A very brief guide to converting E. coli gene IDs

E. coli has been a model organism for long enough for many of its genes to go by several different names. This isn't a terrible problem as long as we keep some well-organised databases, but even those databases have their own unique identifiers. The issue is compounded by the fact that genetic loci in different strains of E. coli all get different identifiers as well.

Please avoid using common names when creating lists of E. coli genes! They're easy to remember but don't make for consistent, unique database identifiers, as this example shows - at least nine different common names could be used.

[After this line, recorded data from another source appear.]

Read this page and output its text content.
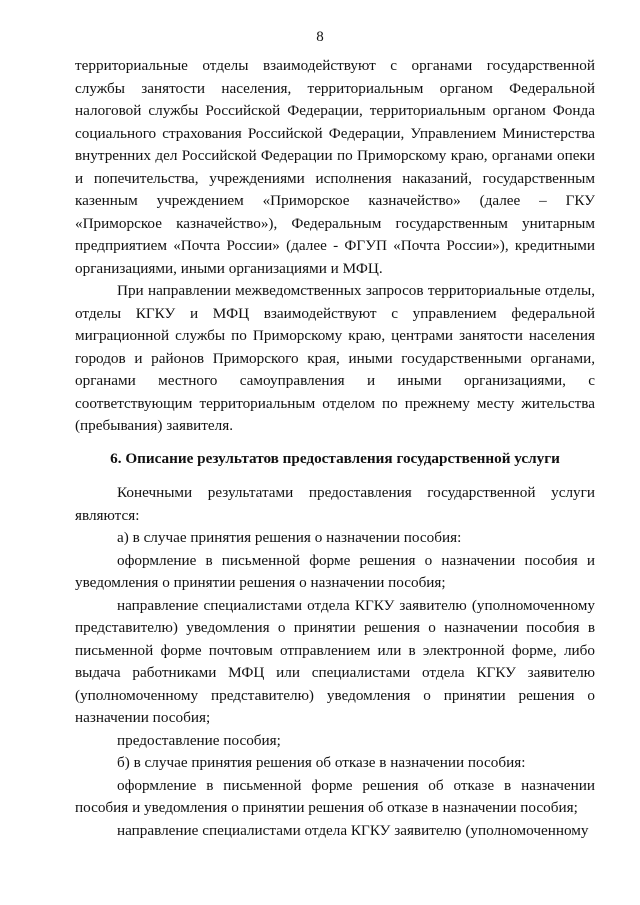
8

территориальные отделы взаимодействуют с органами государственной службы занятости населения, территориальным органом Федеральной налоговой службы Российской Федерации, территориальным органом Фонда социального страхования Российской Федерации, Управлением Министерства внутренних дел Российской Федерации по Приморскому краю, органами опеки и попечительства, учреждениями исполнения наказаний, государственным казенным учреждением «Приморское казначейство» (далее – ГКУ «Приморское казначейство»), Федеральным государственным унитарным предприятием «Почта России» (далее - ФГУП «Почта России»), кредитными организациями, иными организациями и МФЦ.

При направлении межведомственных запросов территориальные отделы, отделы КГКУ и МФЦ взаимодействуют с управлением федеральной миграционной службы по Приморскому краю, центрами занятости населения городов и районов Приморского края, иными государственными органами, органами местного самоуправления и иными организациями, с соответствующим территориальным отделом по прежнему месту жительства (пребывания) заявителя.

6. Описание результатов предоставления государственной услуги

Конечными результатами предоставления государственной услуги являются:

а) в случае принятия решения о назначении пособия:

оформление в письменной форме решения о назначении пособия и уведомления о принятии решения о назначении пособия;

направление специалистами отдела КГКУ заявителю (уполномоченному представителю) уведомления о принятии решения о назначении пособия в письменной форме почтовым отправлением или в электронной форме, либо выдача работниками МФЦ или специалистами отдела КГКУ заявителю (уполномоченному представителю) уведомления о принятии решения о назначении пособия;

предоставление пособия;

б) в случае принятия решения об отказе в назначении пособия:

оформление в письменной форме решения об отказе в назначении пособия и уведомления о принятии решения об отказе в назначении пособия;

направление специалистами отдела КГКУ заявителю (уполномоченному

Many names for the same thing.

Many names for the same thing.

Here are a few easy, E. coli-specific ways to handle and convert nearly any gene ID you may find.

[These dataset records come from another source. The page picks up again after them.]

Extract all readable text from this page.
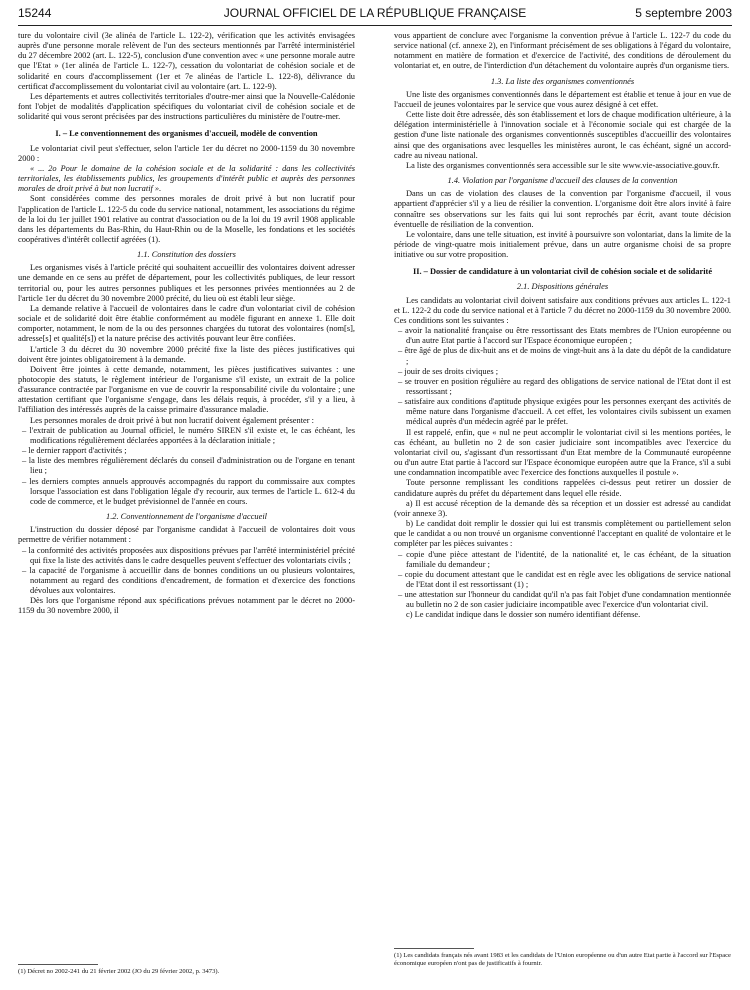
15244	JOURNAL OFFICIEL DE LA RÉPUBLIQUE FRANÇAISE	5 septembre 2003

ture du volontaire civil (3e alinéa de l'article L. 122-2), vérification que les activités envisagées auprès d'une personne morale relèvent de l'un des secteurs mentionnés par l'arrêté interministériel du 27 décembre 2002 (art. L. 122-5), conclusion d'une convention avec « une personne morale autre que l'Etat » (1er alinéa de l'article L. 122-7), cessation du volontariat de cohésion sociale et de solidarité en cours d'accomplissement (1er et 7e alinéas de l'article L. 122-8), délivrance du certificat d'accomplissement du volontariat civil au volontaire (art. L. 122-9).

Les départements et autres collectivités territoriales d'outre-mer ainsi que la Nouvelle-Calédonie font l'objet de modalités d'application spécifiques du volontariat civil de cohésion sociale et de solidarité qui vous seront précisées par des instructions particulières du ministère de l'outre-mer.

I. – Le conventionnement des organismes d'accueil, modèle de convention

Le volontariat civil peut s'effectuer, selon l'article 1er du décret no 2000-1159 du 30 novembre 2000 :

« ... 2o Pour le domaine de la cohésion sociale et de la solidarité : dans les collectivités territoriales, les établissements publics, les groupements d'intérêt public et auprès des personnes morales de droit privé à but non lucratif ».

Sont considérées comme des personnes morales de droit privé à but non lucratif pour l'application de l'article L. 122-5 du code du service national, notamment, les associations du régime de la loi du 1er juillet 1901 relative au contrat d'association ou de la loi du 19 avril 1908 applicable dans les départements du Bas-Rhin, du Haut-Rhin ou de la Moselle, les fondations et les sociétés coopératives d'intérêt collectif agréées (1).

1.1. Constitution des dossiers

Les organismes visés à l'article précité qui souhaitent accueillir des volontaires doivent adresser une demande en ce sens au préfet de département, pour les collectivités publiques, de leur ressort territorial ou, pour les autres personnes publiques et les personnes privées mentionnées au 2 de l'article 1er du décret du 30 novembre 2000 précité, du lieu où est établi leur siège.

La demande relative à l'accueil de volontaires dans le cadre d'un volontariat civil de cohésion sociale et de solidarité doit être établie conformément au modèle figurant en annexe 1. Elle doit comporter, notamment, le nom de la ou des personnes chargées du tutorat des volontaires (nom[s], adresse[s] et qualité[s]) et la nature précise des activités pouvant leur être confiées.

L'article 3 du décret du 30 novembre 2000 précité fixe la liste des pièces justificatives qui doivent être jointes obligatoirement à la demande.

Doivent être jointes à cette demande, notamment, les pièces justificatives suivantes : une photocopie des statuts, le règlement intérieur de l'organisme s'il existe, un extrait de la police d'assurance contractée par l'organisme en vue de couvrir la responsabilité civile du volontaire ; une attestation certifiant que l'organisme s'engage, dans les délais requis, à procéder, s'il y a lieu, à l'affiliation des intéressés auprès de la caisse primaire d'assurance maladie.

Les personnes morales de droit privé à but non lucratif doivent également présenter :

– l'extrait de publication au Journal officiel, le numéro SIREN s'il existe et, le cas échéant, les modifications régulièrement déclarées apportées à la déclaration initiale ;
– le dernier rapport d'activités ;
– la liste des membres régulièrement déclarés du conseil d'administration ou de l'organe en tenant lieu ;
– les derniers comptes annuels approuvés accompagnés du rapport du commissaire aux comptes lorsque l'association est dans l'obligation légale d'y recourir, aux termes de l'article L. 612-4 du code de commerce, et le budget prévisionnel de l'année en cours.
1.2. Conventionnement de l'organisme d'accueil

L'instruction du dossier déposé par l'organisme candidat à l'accueil de volontaires doit vous permettre de vérifier notamment :

– la conformité des activités proposées aux dispositions prévues par l'arrêté interministériel précité qui fixe la liste des activités dans le cadre desquelles peuvent s'effectuer des volontariats civils ;
– la capacité de l'organisme à accueillir dans de bonnes conditions un ou plusieurs volontaires, notamment au regard des conditions d'encadrement, de formation et d'exercice des fonctions dévolues aux volontaires.

Dès lors que l'organisme répond aux spécifications prévues notamment par le décret no 2000-1159 du 30 novembre 2000, il

vous appartient de conclure avec l'organisme la convention prévue à l'article L. 122-7 du code du service national (cf. annexe 2), en l'informant précisément de ses obligations à l'égard du volontaire, notamment en matière de formation et d'exercice de l'activité, des conditions de déroulement du volontariat et, en outre, de l'interdiction d'un détachement du volontaire auprès d'un organisme tiers.

1.3. La liste des organismes conventionnés

Une liste des organismes conventionnés dans le département est établie et tenue à jour en vue de l'accueil de jeunes volontaires par le service que vous aurez désigné à cet effet.

Cette liste doit être adressée, dès son établissement et lors de chaque modification ultérieure, à la délégation interministérielle à l'innovation sociale et à l'économie sociale qui est chargée de la gestion d'une liste nationale des organismes conventionnés susceptibles d'accueillir des volontaires ainsi que des organisations avec lesquelles les ministères auront, le cas échéant, signé un accord-cadre au niveau national.

La liste des organismes conventionnés sera accessible sur le site www.vie-associative.gouv.fr.

1.4. Violation par l'organisme d'accueil des clauses de la convention

Dans un cas de violation des clauses de la convention par l'organisme d'accueil, il vous appartient d'apprécier s'il y a lieu de résilier la convention. L'organisme doit être alors invité à faire connaître ses observations sur les faits qui lui sont reprochés par écrit, avant toute décision éventuelle de résiliation de la convention.

Le volontaire, dans une telle situation, est invité à poursuivre son volontariat, dans la limite de la période de vingt-quatre mois initialement prévue, dans un autre organisme choisi de sa propre initiative ou sur votre proposition.

II. – Dossier de candidature à un volontariat civil de cohésion sociale et de solidarité
2.1. Dispositions générales

Les candidats au volontariat civil doivent satisfaire aux conditions prévues aux articles L. 122-1 et L. 122-2 du code du service national et à l'article 7 du décret no 2000-1159 du 30 novembre 2000. Ces conditions sont les suivantes :

– avoir la nationalité française ou être ressortissant des Etats membres de l'Union européenne ou d'un autre Etat partie à l'accord sur l'Espace économique européen ;
– être âgé de plus de dix-huit ans et de moins de vingt-huit ans à la date du dépôt de la candidature ;
– jouir de ses droits civiques ;
– se trouver en position régulière au regard des obligations de service national de l'Etat dont il est ressortissant ;
– satisfaire aux conditions d'aptitude physique exigées pour les personnes exerçant des activités de même nature dans l'organisme d'accueil. A cet effet, les volontaires civils subissent un examen médical auprès d'un médecin agréé par le préfet.

Il est rappelé, enfin, que « nul ne peut accomplir le volontariat civil si les mentions portées, le cas échéant, au bulletin no 2 de son casier judiciaire sont incompatibles avec l'exercice du volontariat civil ou, s'agissant d'un ressortissant d'un Etat membre de la Communauté européenne ou d'un autre Etat partie à l'accord sur l'Espace économique européen autre que la France, s'il a subi une condamnation incompatible avec l'exercice des fonctions auxquelles il postule ».

Toute personne remplissant les conditions rappelées ci-dessus peut retirer un dossier de candidature auprès du préfet du département dans lequel elle réside.

a) Il est accusé réception de la demande dès sa réception et un dossier est adressé au candidat (voir annexe 3).

b) Le candidat doit remplir le dossier qui lui est transmis complètement ou partiellement selon que le candidat a ou non trouvé un organisme conventionné l'acceptant en qualité de volontaire et le compléter par les pièces suivantes :

– copie d'une pièce attestant de l'identité, de la nationalité et, le cas échéant, de la situation familiale du demandeur ;
– copie du document attestant que le candidat est en règle avec les obligations de service national de l'Etat dont il est ressortissant (1) ;
– une attestation sur l'honneur du candidat qu'il n'a pas fait l'objet d'une condamnation mentionnée au bulletin no 2 de son casier judiciaire incompatible avec l'exercice d'un volontariat civil.

c) Le candidat indique dans le dossier son numéro identifiant défense.

(1) Décret no 2002-241 du 21 février 2002 (JO du 29 février 2002, p. 3473).
(1) Les candidats français nés avant 1983 et les candidats de l'Union européenne ou d'un autre Etat partie à l'accord sur l'Espace économique européen n'ont pas de justificatifs à fournir.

  • ecoli.txt - This is an actively-maintained list hosted by Uniprot. It lists ordered locus IDs (b codes and JW codes) and their corresponding accession numbers for Swiss-Prot, Uniprot, and EcoGene, along with a few common names.
  • Uniprot's ID mapping tool - Useful for converting Uniprot IDs to NCBI Gene IDs and vice-versa. The other conversions can be hit-or-miss, especially with databases like BioCyc.
  • EcoGene mapping tool - Useful for converting EcoGene IDs (they start with EG, but don't confuse them with an EchoBase ID as they start with EB) to other identifiers.
  • PIR ID mapping tool - Yes, another ID mapping tool, including some common E. coli databases like EcoGene.